What is the Pathology of Germ Cell Tumors?

Etiology: The cause of Germ Cell Tumors is unknown.

Genes involved: Unknown. 

Pathogenesis: Proliferation of germ cells. 

Histology: The histology associated with Germ Cell Tumors shows resemblance to seminoma / dysgerminoma. There are epithelioid cells with abundant PAS+ cytoplasm, and large, round nuclei with irregularity and pleomorphism. They may have prominent nests of lymphocytes with occasional granulomatous inflammation that may obscure tumor cells. Frequent mitotic activity and necrosis may be observed.

How does Germ Cell Tumors Present?

Patients with Germ Cell Tumors typically are of age group 10-19 years and males are more commonly affected. The symptoms, features, and clinical findings associated with Germ Cell Tumors include thirst, excess urination, nausea, and vomiting. 

How is Germ Cell Tumor Diagnosed?

Germ cell tumor is diagnosed by physical exam and biopsy. 

How is Germ Cell Tumor Treated?

Germ cell tumors are treated by surgical resection with or without chemotherapy. 

What is the Prognosis of Germ Cell Tumors?

The prognosis of Germ Cell Tumors is fair. 

What is a Pineal Parenchymal Tumors? 

A pineal parenchymal tumor is a primary central nervous system (CNS) tumor. These tumors begin in the brain (in the pineal gland) but can spread to the spinal cord.

What is the Pathology of Pineal Parenchymal Tumors?

Etiology: The cause of Pineal Parenchymal Tumors is unknown.

Genes involved: SYP (Synaptophysin).

Pathogenesis: Abnormal proliferation of pineal cells.   

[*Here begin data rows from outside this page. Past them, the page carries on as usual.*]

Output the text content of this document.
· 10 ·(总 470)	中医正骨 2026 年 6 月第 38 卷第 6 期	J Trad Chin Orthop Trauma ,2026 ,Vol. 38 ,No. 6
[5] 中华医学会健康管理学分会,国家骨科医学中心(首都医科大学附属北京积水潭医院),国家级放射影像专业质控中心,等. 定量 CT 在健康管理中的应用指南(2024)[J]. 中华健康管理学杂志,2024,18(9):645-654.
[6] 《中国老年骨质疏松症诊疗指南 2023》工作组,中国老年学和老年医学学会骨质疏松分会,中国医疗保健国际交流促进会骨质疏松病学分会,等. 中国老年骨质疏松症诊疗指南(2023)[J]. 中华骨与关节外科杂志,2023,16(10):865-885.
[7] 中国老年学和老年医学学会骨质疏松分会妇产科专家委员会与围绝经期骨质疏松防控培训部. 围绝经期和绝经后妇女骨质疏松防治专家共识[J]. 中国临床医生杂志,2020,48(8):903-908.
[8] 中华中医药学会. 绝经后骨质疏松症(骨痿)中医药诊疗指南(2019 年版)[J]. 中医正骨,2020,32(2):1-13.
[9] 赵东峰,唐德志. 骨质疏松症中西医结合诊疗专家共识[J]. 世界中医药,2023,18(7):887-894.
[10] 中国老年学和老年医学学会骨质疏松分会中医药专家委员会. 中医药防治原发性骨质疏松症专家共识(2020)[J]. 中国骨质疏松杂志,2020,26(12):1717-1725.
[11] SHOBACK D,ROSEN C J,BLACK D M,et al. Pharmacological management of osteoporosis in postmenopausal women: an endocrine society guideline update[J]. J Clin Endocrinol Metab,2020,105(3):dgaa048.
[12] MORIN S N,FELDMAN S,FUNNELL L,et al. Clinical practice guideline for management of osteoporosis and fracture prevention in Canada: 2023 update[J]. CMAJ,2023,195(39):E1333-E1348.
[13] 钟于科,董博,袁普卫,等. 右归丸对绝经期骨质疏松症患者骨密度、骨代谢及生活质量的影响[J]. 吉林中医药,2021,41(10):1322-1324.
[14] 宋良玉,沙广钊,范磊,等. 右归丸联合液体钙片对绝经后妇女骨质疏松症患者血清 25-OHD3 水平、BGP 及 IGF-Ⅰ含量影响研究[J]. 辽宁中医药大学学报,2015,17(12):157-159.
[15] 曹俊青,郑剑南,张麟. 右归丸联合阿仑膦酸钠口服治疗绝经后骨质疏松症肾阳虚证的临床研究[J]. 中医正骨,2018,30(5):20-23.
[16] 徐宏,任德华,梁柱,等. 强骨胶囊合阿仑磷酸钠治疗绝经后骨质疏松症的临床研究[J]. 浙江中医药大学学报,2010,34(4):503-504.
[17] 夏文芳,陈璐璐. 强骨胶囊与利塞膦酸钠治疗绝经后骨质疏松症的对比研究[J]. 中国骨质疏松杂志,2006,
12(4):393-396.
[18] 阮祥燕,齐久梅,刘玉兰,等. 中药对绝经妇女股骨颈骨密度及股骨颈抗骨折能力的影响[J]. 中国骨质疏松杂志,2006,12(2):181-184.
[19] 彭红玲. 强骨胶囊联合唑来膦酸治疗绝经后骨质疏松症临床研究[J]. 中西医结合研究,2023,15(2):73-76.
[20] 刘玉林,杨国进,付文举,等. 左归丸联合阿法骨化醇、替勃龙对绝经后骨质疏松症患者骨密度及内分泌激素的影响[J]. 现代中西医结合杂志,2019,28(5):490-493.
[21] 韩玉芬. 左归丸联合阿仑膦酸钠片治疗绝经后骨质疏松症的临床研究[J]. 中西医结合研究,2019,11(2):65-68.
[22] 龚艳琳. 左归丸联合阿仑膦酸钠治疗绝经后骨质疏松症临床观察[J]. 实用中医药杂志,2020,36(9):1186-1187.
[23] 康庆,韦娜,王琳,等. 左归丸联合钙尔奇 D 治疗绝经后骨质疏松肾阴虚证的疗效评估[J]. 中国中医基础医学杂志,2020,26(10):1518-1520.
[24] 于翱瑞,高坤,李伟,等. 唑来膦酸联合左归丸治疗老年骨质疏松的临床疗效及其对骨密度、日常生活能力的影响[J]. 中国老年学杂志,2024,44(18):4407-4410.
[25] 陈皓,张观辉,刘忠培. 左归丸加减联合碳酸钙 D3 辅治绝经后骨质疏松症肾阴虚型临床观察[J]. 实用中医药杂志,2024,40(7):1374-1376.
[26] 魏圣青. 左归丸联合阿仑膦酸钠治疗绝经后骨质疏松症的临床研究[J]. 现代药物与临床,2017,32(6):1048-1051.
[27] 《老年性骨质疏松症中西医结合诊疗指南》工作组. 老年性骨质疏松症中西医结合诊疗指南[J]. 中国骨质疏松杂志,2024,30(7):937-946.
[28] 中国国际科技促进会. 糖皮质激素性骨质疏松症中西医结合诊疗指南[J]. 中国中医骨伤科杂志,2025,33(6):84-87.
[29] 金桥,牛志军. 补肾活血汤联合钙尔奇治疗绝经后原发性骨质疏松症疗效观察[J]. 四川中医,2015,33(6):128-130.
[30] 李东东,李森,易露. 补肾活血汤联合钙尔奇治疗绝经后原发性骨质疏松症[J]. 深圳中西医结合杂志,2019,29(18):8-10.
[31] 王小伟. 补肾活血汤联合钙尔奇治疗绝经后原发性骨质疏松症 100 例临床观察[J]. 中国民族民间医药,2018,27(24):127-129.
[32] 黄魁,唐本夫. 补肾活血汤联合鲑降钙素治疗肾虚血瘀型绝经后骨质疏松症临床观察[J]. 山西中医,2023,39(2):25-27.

Histology: The histology associated with Pineal Parenchymal Tumors shows 2 distinct morphologic subtypes: large-cell and small-cell. H&E stained sections of the large-cell subtype show larger nuclei with greater nuclear pleomorphism, more abundant cytoplasm, and more abundant neurophil-like stroma in the background. H&E stained sections of the small-cell subtype show smaller, more uniform nuclei with inconspicuous nucleoli and scant cytoplasm with very little stroma in the background.

How does Pineal Parenchymal Tumors Present?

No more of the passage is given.